The situation:
I have a piece of code that works when compiled for 32-bits but fails when compiled for 64-bits with gcc 4.6. After identifying the problem and reading up on the standards, I cannot really understand why it is working for 32-bits. I hope someone can explain what is going on.
The code (somewhat simplified and cut down to the interesting parts):
// tbl: unsigned short *, can be indexed with positive and negative values
// v: unsigned int
// p: unsigned char *
tmp = tbl[(v >> 8) - p[0]]; // Gives segfault when not compiled with -m32
When compiled with -m32
the code works. When compiled without -m32
it gives a segfault. The reason for the segfault is that (v >> 8) - p[0]

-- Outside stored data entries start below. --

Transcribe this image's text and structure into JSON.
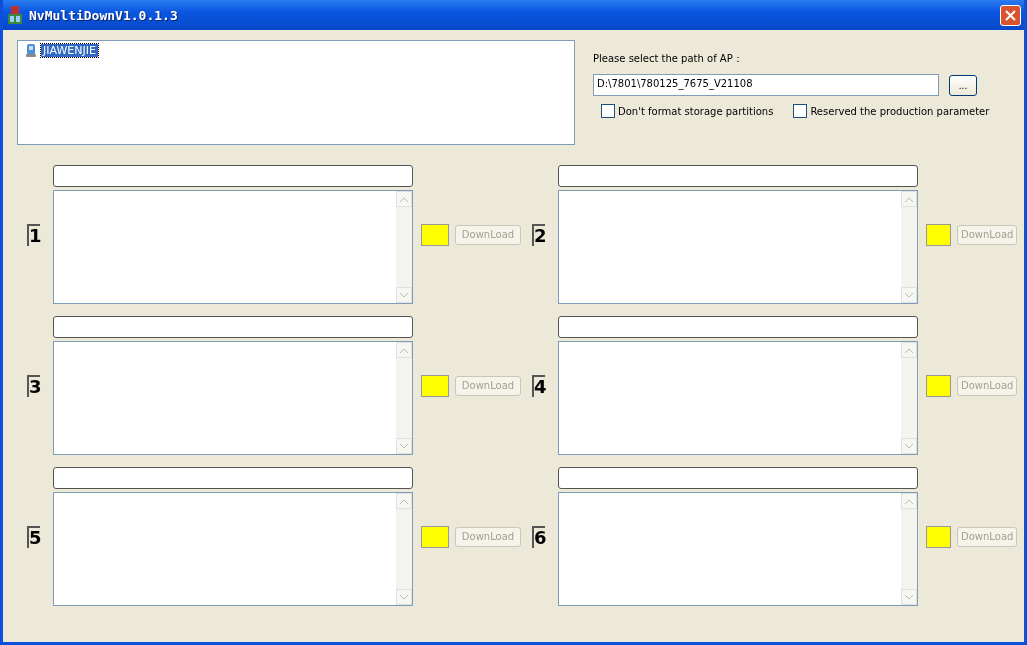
{
  "window": {
    "title": "NvMultiDownV1.0.1.3"
  },
  "devices": [
    {
      "label": "JIAWENJIE",
      "selected": true
    }
  ],
  "path": {
    "label": "Please select the path of AP：",
    "value": "D:\\7801\\780125_7675_V21108",
    "browse": "..."
  },
  "options": [
    {
      "label": "Don't format storage partitions",
      "checked": false
    },
    {
      "label": "Reserved the production parameter",
      "checked": false
    }
  ],
  "ports": [
    {
      "number": "1",
      "color": "#ffff00",
      "button": "DownLoad",
      "disabled": true
    },
    {
      "number": "2",
      "color": "#ffff00",
      "button": "DownLoad",
      "disabled": true
    },
    {
      "number": "3",
      "color": "#ffff00",
      "button": "DownLoad",
      "disabled": true
    },
    {
      "number": "4",
      "color": "#ffff00",
      "button": "DownLoad",
      "disabled": true
    },
    {
      "number": "5",
      "color": "#ffff00",
      "button": "DownLoad",
      "disabled": true
    },
    {
      "number": "6",
      "color": "#ffff00",
      "button": "DownLoad",
      "disabled": true
    }
  ]
}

is interpreted as an unsigned int
when compiled for 64-bit which for "negative" results will be way off.
According to this question, the C99 standard says the following:
6.2.5c9: A computation involving unsigned operands can never overflow, because a result that cannot be represented by the resulting unsigned integer type is reduced modulo the number that is one greater than the largest value that can be represented by the resulting type.
From this it seems that unsigned
minus unsigned
will always result in unsigned
output which is consistent with what happens in the 64-bit case. This does not seem to happen in the 32-bit case which is what I find extremely strange.
Can anyone explain what is happening in the 32-bit case?